How, then, can we prevent the sluggishness and opacity of genuine change from destabilizing the progressively minded Global Majority? The answer is critical for two reasons. First, because challenging Western hegemony demands a unifying vision – one currently absent due to incompatible domestic political values. Second, because the disarray among Western rivals will not revive the old order; the decline of traditional powers stems from internal decay, not external pressure. Persuading them that resistance to Western dominance is futile will only prolong the transition, risking dangerous escalations.

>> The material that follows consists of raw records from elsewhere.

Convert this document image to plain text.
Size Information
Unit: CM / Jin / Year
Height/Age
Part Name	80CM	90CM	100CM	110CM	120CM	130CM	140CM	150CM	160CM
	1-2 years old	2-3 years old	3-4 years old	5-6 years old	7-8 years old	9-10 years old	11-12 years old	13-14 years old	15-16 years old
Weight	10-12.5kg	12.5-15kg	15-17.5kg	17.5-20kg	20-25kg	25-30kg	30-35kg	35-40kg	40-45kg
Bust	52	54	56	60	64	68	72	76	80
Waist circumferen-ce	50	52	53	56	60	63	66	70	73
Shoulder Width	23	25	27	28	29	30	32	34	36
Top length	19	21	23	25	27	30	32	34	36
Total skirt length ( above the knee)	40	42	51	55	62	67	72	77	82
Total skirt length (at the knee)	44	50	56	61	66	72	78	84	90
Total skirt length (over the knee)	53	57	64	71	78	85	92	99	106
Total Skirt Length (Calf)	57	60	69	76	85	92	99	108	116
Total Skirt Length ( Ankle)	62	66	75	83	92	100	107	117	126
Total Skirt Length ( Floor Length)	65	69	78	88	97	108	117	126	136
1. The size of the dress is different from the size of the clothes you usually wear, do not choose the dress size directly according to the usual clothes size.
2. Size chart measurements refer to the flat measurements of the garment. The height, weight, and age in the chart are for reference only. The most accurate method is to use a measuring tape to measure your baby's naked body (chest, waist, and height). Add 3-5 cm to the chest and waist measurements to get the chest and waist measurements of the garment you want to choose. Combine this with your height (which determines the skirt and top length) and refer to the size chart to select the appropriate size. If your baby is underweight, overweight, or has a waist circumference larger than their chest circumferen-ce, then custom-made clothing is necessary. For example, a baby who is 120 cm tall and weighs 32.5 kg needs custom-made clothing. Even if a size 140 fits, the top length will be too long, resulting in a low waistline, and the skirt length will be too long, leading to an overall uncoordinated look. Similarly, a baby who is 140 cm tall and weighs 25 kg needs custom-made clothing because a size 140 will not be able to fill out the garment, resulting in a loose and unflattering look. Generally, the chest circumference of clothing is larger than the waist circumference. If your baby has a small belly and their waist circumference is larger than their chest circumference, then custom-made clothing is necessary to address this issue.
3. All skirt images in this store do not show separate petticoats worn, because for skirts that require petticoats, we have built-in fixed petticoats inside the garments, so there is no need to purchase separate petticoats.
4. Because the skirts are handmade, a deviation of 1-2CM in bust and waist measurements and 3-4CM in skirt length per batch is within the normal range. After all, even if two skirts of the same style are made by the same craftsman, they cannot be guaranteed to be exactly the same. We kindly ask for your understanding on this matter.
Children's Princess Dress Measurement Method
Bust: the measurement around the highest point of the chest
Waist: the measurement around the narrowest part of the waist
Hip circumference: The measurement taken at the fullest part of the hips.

Thus, we should first temper our tendency to frame global political evolution as a contest between rival systems. While this struggle remains significant – manifest in responses to inequality (domestic and global), neo-colonial exploitation, digital colonialism, Western disregard for international law, and the imposition of “might makes right” logic – we must avoid mimicking the West’s polarizing tactics. Forcing binary choices has already proven destabilizing, even in prosperous regions like Southeast Asia.
Moreover, we should reconsider the “international order” paradigm itself. This concept is a product of Western political civilization, and engaging with it locks us into a framework tailored to US and European preferences. The order envisioned by Russia and the Global Majority may not resemble the classical model – a rules-based system enforced by military coercion. Instead, we must rethink its foundations, coordinating state efforts based on fresh principles of what is both possible and necessary.
Views expressed are of individual Members and Contributors, rather than the Club's, unless explicitly stated otherwise.